Os conservadores, por outro lado, provavelmente estarão desqualificando em massa o Programa, nesse período, porque eles estão disputando a opinião pública. E, com certeza, estão articulados. Por exemplo, houve estouro de clínica recentemente no Rio de Janeiro (RJ) e isso, no geral, é uma ação articulada. Outro indicativo: o julgamento das enfermeiras do Mato Grosso do Sul envolvidas no caso da clínica descoberta neste estado, foi transferido para a semana do 12 de abril. Como o Judiciário conservador do Mato Grosso do Sul é muito associado a Opus Dei, organização ligada à Igreja Católica, fica evidente que toda essa ação está articulada para criar um ambiente de hostilidade em relação à prática do aborto, para manter a criminalização das mulheres. Nós compreendemos desta forma a conjuntura e trabalhamos articulando o movimento pelo outro lado para demonstrar o contraditório da discussão, para não ficar apenas uma versão dos fatos, das questões e das propostas.


Quais são os próximos passos para garantir a implementação do 3o Programa Nacional de Direitos Humanos da forma como ele foi concebido?

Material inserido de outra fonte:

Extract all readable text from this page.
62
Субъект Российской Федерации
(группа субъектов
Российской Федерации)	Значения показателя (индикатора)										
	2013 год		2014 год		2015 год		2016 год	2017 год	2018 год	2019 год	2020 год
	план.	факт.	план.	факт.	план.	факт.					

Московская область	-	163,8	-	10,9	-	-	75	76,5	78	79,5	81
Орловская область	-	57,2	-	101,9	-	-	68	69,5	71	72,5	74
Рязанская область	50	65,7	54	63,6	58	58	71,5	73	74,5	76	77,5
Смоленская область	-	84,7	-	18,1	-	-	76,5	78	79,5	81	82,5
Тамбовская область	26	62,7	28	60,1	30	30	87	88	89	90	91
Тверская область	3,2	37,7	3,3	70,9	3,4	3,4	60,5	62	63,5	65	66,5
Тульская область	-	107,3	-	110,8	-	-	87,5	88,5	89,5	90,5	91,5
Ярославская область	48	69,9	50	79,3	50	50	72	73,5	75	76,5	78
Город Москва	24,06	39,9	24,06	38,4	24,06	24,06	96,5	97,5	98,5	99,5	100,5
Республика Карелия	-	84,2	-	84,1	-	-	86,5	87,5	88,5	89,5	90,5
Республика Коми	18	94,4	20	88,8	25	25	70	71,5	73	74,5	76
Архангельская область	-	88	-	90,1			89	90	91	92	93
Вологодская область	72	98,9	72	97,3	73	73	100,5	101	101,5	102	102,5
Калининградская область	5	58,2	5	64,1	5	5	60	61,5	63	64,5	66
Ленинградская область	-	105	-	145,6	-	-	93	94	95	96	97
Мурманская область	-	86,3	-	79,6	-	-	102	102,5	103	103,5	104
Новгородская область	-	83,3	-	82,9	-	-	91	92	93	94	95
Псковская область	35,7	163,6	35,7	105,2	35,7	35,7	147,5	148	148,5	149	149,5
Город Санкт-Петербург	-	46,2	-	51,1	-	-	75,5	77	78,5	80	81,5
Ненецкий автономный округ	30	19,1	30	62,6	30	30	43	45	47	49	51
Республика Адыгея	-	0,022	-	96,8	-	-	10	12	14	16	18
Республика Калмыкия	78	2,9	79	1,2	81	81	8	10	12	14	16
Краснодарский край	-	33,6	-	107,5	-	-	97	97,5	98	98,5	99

Sílvia Camurça – Quem tem que garantir a integralidade do PNDH3 é o Governo Lula. Afinal, o Programa é responsabilidade desse Governo, é produto das conferências e do processo de participação política que este Governo promoveu. E mais: é o melhor Programa de Direitos Humanos que o Brasil já teve. Então, a responsabilidade de jogá-lo no lixo, ou não, é do Governo. O que os movimentos sociais do campo democrático e popular vão fazer é seguir afirmando que consideramos absolutamente legítimo o Programa tal como ele está. O Governo não deve retroceder. Se o Governo vai nos ouvir ou ouvir aos conservadores, isso teremos que aguardar. Mas, os passos do que fazer em relação ao Programa são do Governo, não está na nossa mão. Inclusive, achamos que será muito ruim para o Governo Lula retirar o tema do aborto. Se fizer isso, este terceiro Programa vai ficar inferior ao Programa do Governo Fernando Henrique Cardoso. Ou seja, retirando o tema do aborto, o PNDH3 vai ficar aquém do pouco avanço do PNDH1 que o Governo FHC estabeleceu. E eu não sei se esse Governo tem o interesse de fazer isso em ano eleitoral.